À la recherche d’un fil d’Ariane

Le rendez-vous était fixé au 3700 rue Berri, ancien Institut des sourdes-muettes des Soeurs de la Providence. La chorégraphe Aurélie Pedron et ses 12 danseuses invitaient le spectateur à trouver son propre fil directeur dans le dédale onirique de La Loba. Douze microperformances aux scénographies remarquables réparties entre le rez-de-chaussée et le troisième étage de ce lieu austère, sinon clérical, aux murs chargés de mémoire.
De l’obscurité à l’illumination graduelle, on nous permet de saisir des instantanés d’un tableau vivant à un autre, pour finir par revenir sur nos pas au gré de nos affinités.
La Loba est une profusion de sensations et d’impressions, évoquant des images enfuies dans la mémoire collective. Du solo de Karina Champoux en Mélusine, femme-serpent à la peau qui mue, aux murmures et déglutitions de Karina Iraola rappelant, sans nous brusquer, l’ambiance des films d’horreur dans un garde-manger. Créature tapie dans la pénombre, à la lueur d’un faisceau rouge, ses mains s’offrent peu à peu à notre regard (claustrophobes s’abstenir !).
D’une cécité à une autre, le duo aveugle d’Anne Thériault et Audrée Juteau évolue aux côtés d’une peau de loup suspendue, qu’on retrouvera sur le dos de la performeuse et voisine de chambre, Rachel Harris. Bien que dispersés aux quatre coins de l’édifice, des symboles se répercutent de scène en scène, nous amenant à tisser notre propre épopée évolutive.
En miroir, les solos d’Ariane Boulet et de Lucie Vigneault, l’une plongée dans une baignoire rectangulaire tête sous l’eau respirant par un tube, l’autre prisonnière d’un cube de tissus vaporeux, jouent sur les substances et les variations autour du même thème de la séquestration.

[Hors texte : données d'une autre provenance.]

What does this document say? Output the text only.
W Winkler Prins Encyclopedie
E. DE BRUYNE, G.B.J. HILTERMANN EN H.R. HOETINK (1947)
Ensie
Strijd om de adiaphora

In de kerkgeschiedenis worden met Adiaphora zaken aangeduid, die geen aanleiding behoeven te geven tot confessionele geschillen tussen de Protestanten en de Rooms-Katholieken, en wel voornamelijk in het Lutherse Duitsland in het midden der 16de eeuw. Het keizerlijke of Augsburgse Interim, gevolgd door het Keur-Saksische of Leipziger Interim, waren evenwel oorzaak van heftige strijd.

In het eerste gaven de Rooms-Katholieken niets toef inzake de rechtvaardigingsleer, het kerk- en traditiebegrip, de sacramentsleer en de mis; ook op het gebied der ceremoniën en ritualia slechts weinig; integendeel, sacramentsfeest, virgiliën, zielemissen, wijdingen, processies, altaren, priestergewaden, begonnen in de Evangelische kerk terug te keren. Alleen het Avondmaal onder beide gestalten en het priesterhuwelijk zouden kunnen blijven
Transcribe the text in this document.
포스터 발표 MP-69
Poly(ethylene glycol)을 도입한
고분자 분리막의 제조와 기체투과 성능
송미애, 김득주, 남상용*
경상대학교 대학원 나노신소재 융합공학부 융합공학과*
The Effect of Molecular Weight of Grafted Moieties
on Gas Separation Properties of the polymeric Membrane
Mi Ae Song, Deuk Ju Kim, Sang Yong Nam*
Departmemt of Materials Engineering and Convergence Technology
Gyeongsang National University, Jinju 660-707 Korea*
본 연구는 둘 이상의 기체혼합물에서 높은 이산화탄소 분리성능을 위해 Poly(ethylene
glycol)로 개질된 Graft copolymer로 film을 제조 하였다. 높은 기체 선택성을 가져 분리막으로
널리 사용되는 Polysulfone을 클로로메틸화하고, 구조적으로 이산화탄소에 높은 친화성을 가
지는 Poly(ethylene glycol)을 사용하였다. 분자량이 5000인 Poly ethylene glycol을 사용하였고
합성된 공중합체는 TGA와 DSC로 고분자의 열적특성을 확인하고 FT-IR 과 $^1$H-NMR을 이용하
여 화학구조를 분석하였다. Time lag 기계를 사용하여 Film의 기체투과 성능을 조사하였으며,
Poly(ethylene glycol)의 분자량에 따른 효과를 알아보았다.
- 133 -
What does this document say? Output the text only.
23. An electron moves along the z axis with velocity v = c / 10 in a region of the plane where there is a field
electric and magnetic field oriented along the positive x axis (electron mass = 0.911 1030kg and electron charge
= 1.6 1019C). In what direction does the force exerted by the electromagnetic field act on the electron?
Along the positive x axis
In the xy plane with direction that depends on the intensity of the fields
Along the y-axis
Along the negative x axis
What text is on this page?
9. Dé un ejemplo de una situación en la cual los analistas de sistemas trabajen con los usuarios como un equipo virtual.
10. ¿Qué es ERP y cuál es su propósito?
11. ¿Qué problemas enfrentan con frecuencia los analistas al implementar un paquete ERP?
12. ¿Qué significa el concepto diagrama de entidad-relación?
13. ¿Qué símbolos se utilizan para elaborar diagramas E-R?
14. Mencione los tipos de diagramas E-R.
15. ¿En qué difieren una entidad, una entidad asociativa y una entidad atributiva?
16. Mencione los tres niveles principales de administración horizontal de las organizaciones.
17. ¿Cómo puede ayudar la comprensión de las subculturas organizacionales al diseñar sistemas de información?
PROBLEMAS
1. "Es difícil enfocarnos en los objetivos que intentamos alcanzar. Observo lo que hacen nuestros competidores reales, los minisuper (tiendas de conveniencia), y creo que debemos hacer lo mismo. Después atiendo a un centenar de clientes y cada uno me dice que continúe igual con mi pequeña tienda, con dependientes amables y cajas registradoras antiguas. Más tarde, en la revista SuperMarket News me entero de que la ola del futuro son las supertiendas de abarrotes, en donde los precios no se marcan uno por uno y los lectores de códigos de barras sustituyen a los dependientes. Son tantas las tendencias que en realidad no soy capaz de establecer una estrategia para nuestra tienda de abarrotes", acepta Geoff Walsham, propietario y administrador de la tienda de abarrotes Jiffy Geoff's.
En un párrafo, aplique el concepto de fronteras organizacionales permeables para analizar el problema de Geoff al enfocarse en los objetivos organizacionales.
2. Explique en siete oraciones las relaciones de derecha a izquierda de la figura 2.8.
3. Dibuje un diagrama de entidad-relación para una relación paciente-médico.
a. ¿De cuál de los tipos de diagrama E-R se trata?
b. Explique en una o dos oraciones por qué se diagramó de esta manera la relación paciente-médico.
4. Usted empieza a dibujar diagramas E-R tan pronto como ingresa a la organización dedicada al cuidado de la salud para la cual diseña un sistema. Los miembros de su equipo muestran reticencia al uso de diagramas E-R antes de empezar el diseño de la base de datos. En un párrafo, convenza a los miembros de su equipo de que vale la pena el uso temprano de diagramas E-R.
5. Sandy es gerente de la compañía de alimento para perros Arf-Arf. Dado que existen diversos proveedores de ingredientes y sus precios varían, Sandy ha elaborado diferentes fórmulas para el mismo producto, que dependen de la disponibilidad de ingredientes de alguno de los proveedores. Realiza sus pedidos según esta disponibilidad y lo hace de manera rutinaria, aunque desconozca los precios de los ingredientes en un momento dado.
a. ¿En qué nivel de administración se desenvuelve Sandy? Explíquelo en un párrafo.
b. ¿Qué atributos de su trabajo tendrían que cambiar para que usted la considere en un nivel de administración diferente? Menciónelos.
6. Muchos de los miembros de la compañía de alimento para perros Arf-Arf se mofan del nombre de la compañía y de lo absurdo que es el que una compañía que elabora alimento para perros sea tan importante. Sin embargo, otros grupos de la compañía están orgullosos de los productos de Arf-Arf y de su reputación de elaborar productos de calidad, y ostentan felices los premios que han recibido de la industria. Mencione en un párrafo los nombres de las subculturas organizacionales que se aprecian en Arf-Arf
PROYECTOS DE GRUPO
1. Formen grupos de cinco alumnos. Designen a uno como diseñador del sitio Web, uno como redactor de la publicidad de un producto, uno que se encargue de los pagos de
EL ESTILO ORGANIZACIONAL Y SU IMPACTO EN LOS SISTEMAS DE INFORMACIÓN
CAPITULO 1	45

Emmurés entre transe et torpeur
Le résonnement des objets scéniques — blocs de glace, échelles, enseignes métalliques et luminaires — agrémente l’ambiance sonore signée Michel F. Côté. Écoulements, grincements, tintements, micros et amplificateurs au sol crachant ici et là des larsens, appuient le côté lynchesque des différentes propositions. Le goutte-à-goutte constant dans des écuelles, bassines et seaux deviendrait presque un instrument de mesure, une métaphore du temps de la représentation devenant palpable, s’écoulant et fuyant entre les murs.
De toutes ses performances se dégagent une torpeur, un saisissement, une surprise, chaque mouvement si minimal soit-il, chargé d’une intentionnalité. Le solo de Catherine Tardif, vêtements déchirés, enfouissant ses bras dans un monticule de terre sur une vitre lumineuse, nous fait franchir un pas dans une émouvante lugubrité.
De ce parcours, on déplorera l’impossibilité d’explorer toutes les chambres lors de la première ce mardi, les performances « un à un » réservées aux quelques chanceux qui auront pu s’inscrire sur une liste. L’attente devant certaines salles nous fait quelque peu sortir d’une toile narrative intime que l’on peut tisser entre les différents tableaux. Pour autant, à la sortie de ces chambres de bois, les saynètes continueront à résonner dans le long couloir sinueux de nos mémoires.